First, denoised aggregates are obtained by superposition of individual appliance signals. As such, they contain fewer appliance activations and consumption patterns than aggregates obtained from smart meters, respectively. Particularly when estimating the power consumption of low-power appliances, such activations have the potential to hinder load disaggregation algorithms from providing accurate power consumption estimates. Such cases were repeatedly observed during our studies on REFIT, where a NAR of 65.1% was measured. As depicted in Figs. 10 and 11, we detected several cases where concurrent operation of appliances with moderate or high power consumption (i.e. dishwasher, electric stove, or washing machine) resulted in significant deviations when estimating the power consumption of the fridge. Not only we observed such cases for the basic benchmarking algorithm CO but also for the advanced NILM approaches LSTM and S2P, which leads to the presumption that though having seen remarkable advances in the state of the art, at least a part of those algorithms may still be prone to noise levels in aggregate signals.

Fig. 10
figure 10

An excerpt of estimates provided by S2P for the fridge in REFIT house 2 when applied to the real aggregate

Fig. 11
figure 11

An excerpt of estimates provided by S2P for the fridge in REFIT house 2 when applied to the denoised aggregate

Second, we observe a substantially higher number of false positive estimates in predictions based on real-world aggregate signals than in estimates generated from denoised aggregate signals. False positives in this context mean that the NILM algorithms predicted the appliance to consume energy at times this was not the case. Such false positives impact the outcome of performance evaluations two-fold, as they increase the disaggregation error and decrease the estimation accuracy of NILM algorithms, respectively. We observed repeatedly that in the real-world case, the number of false-positive estimates is considerably higher than in the denoised case. We presume that those false positives are the result of algorithms confusing appliances with similar power consumption levels.

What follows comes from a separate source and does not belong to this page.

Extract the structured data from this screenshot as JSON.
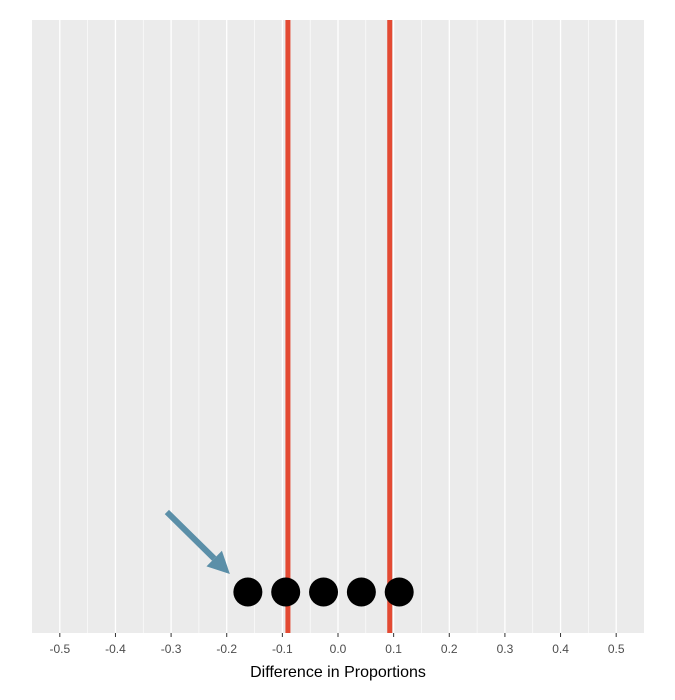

Based on the insights gained in this study, we can, however, not confirm a clear link between noise level, measured in NAR, and the magnitude of the performance gap between testing on real and denoised aggregates. We suspect this is due to the fact that every load disaggregation problem bears individual challenges to load disaggregation algorithms, making a comparison between moderate and high noise levels cumbersome. Though such a positive correlation between noise level and the magnitude of the performance gap could not be confirmed by our evaluation, we demonstrated that it has to be expected that testing on denoised aggregates results in lower disaggregation errors in the majority of test runs. Yet, we would like to stress the need for further investigation into the complexity of load disaggregation problems.

Conclusions

Motivated by the use of both, real and denoised aggregates in the evaluation of NILM algorithms in related work, we have investigated the performance gap observed between artificial sums of individual signals and signals obtained from real power meters. First, we utilized a noise measure, the noise-aggregate ratio NAR, to determine the noise level of real-world aggregate signals found in energy datasets. We find that noise levels vary substantially between households. We give insights on the experimental setup employed in our studies, comprising one basic and two more advanced NILM algorithms applied to data from three households with ascending noise levels. Our results show that a significant performance gap between the real and the denoised signal testing case can be identified in virtually all evaluation runs, provided a sufficiently high noise-aggregate ratio. Though some exceptions were observed, those cases can be well explained. Hence, we claim that testing on denoised aggregate signals can lead to a distorted image of the actual capabilities of load disaggregation algorithms in some cases, and ideally, its application should be well-considered when develo** algorithms for real-world settings.